Although not obscure, these Godard films nevertheless deserve a greater reputation: Vivre Sa Vie, Alphaville, A Married Woman, 2 or 3 Things I Know About Her. Again, these are some of the most famous films in the history of arthouse cinema, but no one is going to make a movie about the making of any Godard film other than Breathless (Richard Linklater’s Nouvelle Vague premieres at Cannes next month, and I hope it’s not a Wikipedia hack job like A Complete Unknown).

Why make a movie about the making of Breathless? Anyone with a passing interest in film knows the story. What about Godard in Greece making Contempt? Running around Paris shooting Alphaville without lights in January 1965? Perhaps the most chaotic production of Godard’s first seven years as a director was his second film, A Woman is a Woman, touring theaters now with a 4K restoration. Long since out of print, never released on Blu-Ray, A Woman is a Woman deserves to join the top tier in Godard’s canon: unlike Breathless, it’s brimming with ideas and an enthusiasm totally at odds with the grim fatalism of Breathless.
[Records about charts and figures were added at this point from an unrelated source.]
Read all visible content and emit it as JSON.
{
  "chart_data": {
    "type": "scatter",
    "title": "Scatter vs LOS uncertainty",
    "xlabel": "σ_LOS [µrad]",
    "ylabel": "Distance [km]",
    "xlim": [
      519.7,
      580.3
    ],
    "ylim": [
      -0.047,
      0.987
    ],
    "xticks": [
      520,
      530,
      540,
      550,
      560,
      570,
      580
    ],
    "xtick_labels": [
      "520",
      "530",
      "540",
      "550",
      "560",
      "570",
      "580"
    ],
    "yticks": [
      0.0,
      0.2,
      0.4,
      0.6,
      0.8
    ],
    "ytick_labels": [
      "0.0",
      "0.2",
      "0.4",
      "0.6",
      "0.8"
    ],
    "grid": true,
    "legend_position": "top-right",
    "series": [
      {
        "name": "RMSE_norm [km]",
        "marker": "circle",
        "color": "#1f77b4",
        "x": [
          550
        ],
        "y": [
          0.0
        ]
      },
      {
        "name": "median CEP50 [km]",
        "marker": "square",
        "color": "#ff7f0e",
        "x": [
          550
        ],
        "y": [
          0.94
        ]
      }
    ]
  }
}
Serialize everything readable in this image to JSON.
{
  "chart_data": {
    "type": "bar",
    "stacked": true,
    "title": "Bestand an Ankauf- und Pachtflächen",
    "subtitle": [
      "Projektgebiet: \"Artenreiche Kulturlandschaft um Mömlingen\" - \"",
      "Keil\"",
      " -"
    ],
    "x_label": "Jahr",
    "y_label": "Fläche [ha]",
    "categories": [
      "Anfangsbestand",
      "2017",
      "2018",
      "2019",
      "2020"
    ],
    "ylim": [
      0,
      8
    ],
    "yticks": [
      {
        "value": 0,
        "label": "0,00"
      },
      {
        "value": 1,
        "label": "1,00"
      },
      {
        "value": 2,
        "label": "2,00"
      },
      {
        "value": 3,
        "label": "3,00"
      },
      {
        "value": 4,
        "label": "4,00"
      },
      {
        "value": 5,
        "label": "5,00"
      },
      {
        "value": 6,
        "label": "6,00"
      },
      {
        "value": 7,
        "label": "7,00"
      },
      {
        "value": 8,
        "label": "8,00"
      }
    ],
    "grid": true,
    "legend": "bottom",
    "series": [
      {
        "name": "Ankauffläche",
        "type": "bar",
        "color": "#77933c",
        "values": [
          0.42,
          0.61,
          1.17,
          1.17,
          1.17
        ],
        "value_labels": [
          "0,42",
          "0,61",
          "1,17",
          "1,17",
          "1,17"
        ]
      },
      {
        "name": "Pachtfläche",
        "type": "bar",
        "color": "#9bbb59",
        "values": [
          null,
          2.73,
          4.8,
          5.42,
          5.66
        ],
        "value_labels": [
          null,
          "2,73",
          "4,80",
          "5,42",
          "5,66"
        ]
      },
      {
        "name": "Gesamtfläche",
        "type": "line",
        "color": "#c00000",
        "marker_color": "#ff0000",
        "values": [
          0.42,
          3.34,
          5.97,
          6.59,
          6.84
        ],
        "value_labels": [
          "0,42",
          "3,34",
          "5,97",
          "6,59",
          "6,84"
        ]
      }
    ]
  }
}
Godard had no idea what he was doing when making the movie. Richard Brody’s biography, Everything is Cinema, describes how the director exasperated technicians, his key crew, and his cast by regularly showing up to the set without a plan, without a script, and in a foul mood. By all accounts, he was spinning as many plates as he dropped; A Woman is a Woman is a movie made of gobs and gobs of paint thrown at the wall, and considering how rushed and nervy its production was, it’s remarkable how much sticks. Anna Karina, Jean Claude-Brialy, and Jean Paul Belmondo are in a love triangle—from there, it’s all riffing, by no means controlled, but mesmerizing still. A Woman is a Woman is also further evidence that Godard is far from the aloof intellectual he’s widely regarded as: this is a joyous film, not in love with itself, but the history of cinema. Sixty-four years later, the level of intoxication with the medium is overwhelming, and you can’t help leaving the theater with an ounce of contagious creativity.